First Custom Mutant Monkeys Bring Us One Step Closer To Designer Babies

First Custom Mutant Monkeys Bring Us One Step Closer To Designer Babies

These are the first monkeys with customised mutations were just born in China, marking a new era in precision gene editing. (Read: bringing us closer to a Gattaca-like future where designer babies grow into perfect people that never get sick.) They are twins.

Working out of the Model Animal Research Center of Nanjing University, a team led by Xingxu Huang successfully engineered these twin cynomolgus monkeys(pictured above) to have two mutations: one affecting the regulation of metabolism and the other affecting healthy immune function. It’s not the first time that scientists have created customised mutations — they did it in mice a while ago — but it is the first time that a primate so genetically close to humans has been involved. And these are exactly the kinds of mutations you might want to trigger in order to make skinnier, healthier humans.

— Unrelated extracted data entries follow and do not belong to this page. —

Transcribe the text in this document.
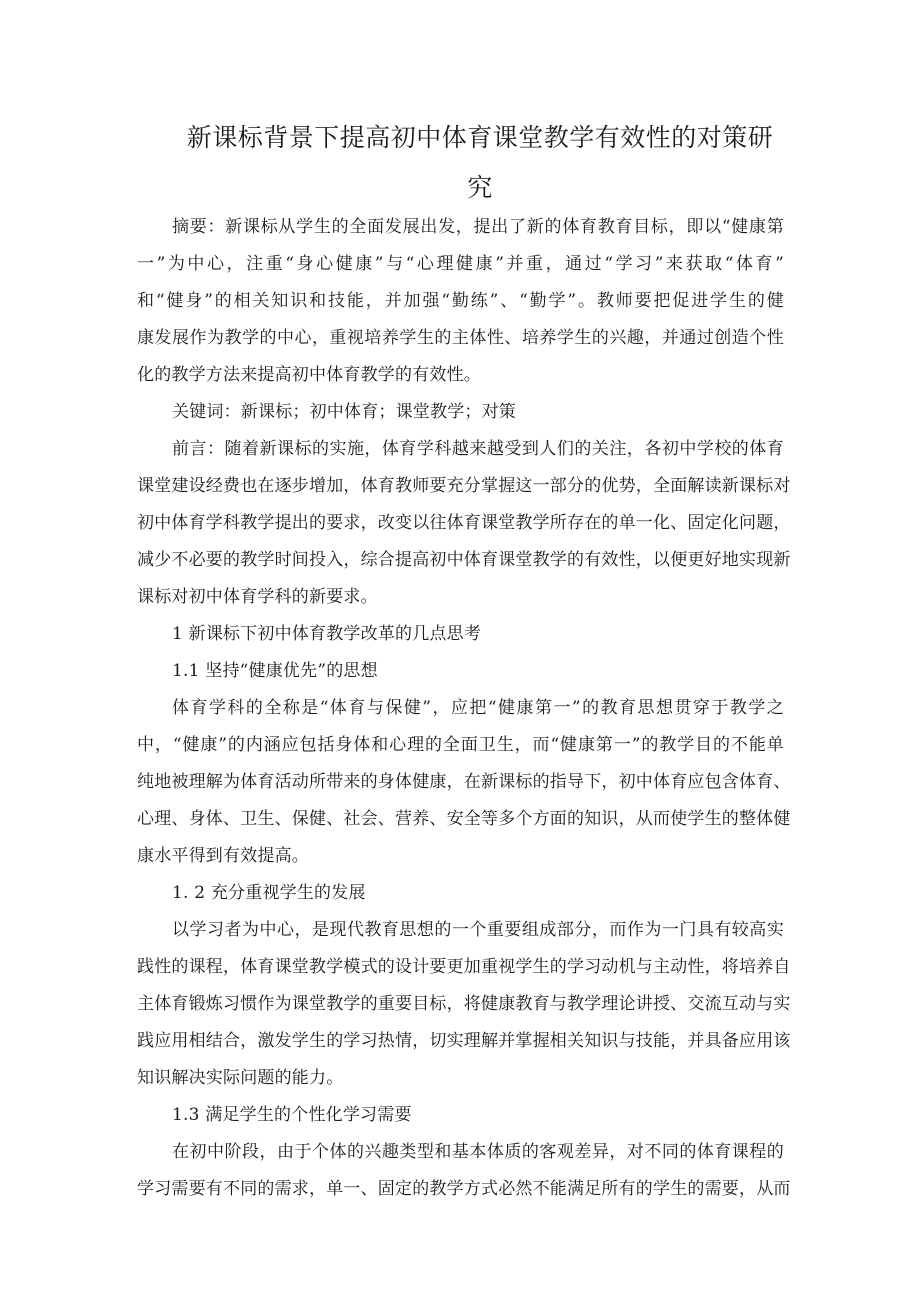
新课标背景下提高初中体育课堂教学有效性的对策研
究

摘要：新课标从学生的全面发展出发，提出了新的体育教育目标，即以“健康第

一”为中心，注重“身心健康”与“心理健康”并重，通过“学习”来获取“体育”

和“健身”的相关知识和技能，并加强“勤练”、“勤学”。教师要把促进学生的健

康发展作为教学的中心，重视培养学生的主体性、培养学生的兴趣，并通过创造个性

化的教学方法来提高初中体育教学的有效性。

关键词：新课标；初中体育；课堂教学；对策

前言：随着新课标的实施，体育学科越来越受到人们的关注，各初中学校的体育

课堂建设经费也在逐步增加，体育教师要充分掌握这一部分的优势，全面解读新课标对

初中体育学科教学提出的要求，改变以往体育课堂教学所存在的单一化、固定化问题，

减少不必要的教学时间投入，综合提高初中体育课堂教学的有效性，以便更好地实现新

课标对初中体育学科的新要求。

1 新课标下初中体育教学改革的几点思考

1.1 坚持“健康优先”的思想

体育学科的全称是“体育与保健”，应把“健康第一”的教育思想贯穿于教学之

中，“健康”的内涵应包括身体和心理的全面卫生，而“健康第一”的教学目的不能单

纯地被理解为体育活动所带来的身体健康，在新课标的指导下，初中体育应包含体育、

心理、身体、卫生、保健、社会、营养、安全等多个方面的知识，从而使学生的整体健

康水平得到有效提高。

1. 2 充分重视学生的发展

以学习者为中心，是现代教育思想的一个重要组成部分，而作为一门具有较高实

践性的课程，体育课堂教学模式的设计要更加重视学生的学习动机与主动性，将培养自

主体育锻炼习惯作为课堂教学的重要目标，将健康教育与教学理论讲授、交流互动与实

践应用相结合，激发学生的学习热情，切实理解并掌握相关知识与技能，并具备应用该

知识解决实际问题的能力。

1.3 满足学生的个性化学习需要

在初中阶段，由于个体的兴趣类型和基本体质的客观差异，对不同的体育课程的

学习需要有不同的需求，单一、固定的教学方式必然不能满足所有的学生的需要，从而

This was not easy. The researchers targeted three specific genes in the experiment but were only able to disrupt them 10 to 25 per cent of the time in lab tests. They targeted the genes in 180 single-cell monkey embryos, 83 of which were implanted in living mothers. Those dozens of embryos yielded only 10 pregnancies and, out of those pregnancies, only one birth. “This is an important step,” MIT biologist Feng Zhang who was not involved in the study told Nature. “It shows that the system is working.”

Indeed, it does. It’s a pretty creepy system, too. Using techniques like this, scientists might one day be able to create designer babies, custom-made human beings with desirable features that aren’t susceptible to genetic diseases. Actually, after this test, scientists probably can do that. On a smaller, more immediate scale, though, they can eradicate specific diseases. That is, if the world can get on board with the idea ethically. And that’s a big “if”.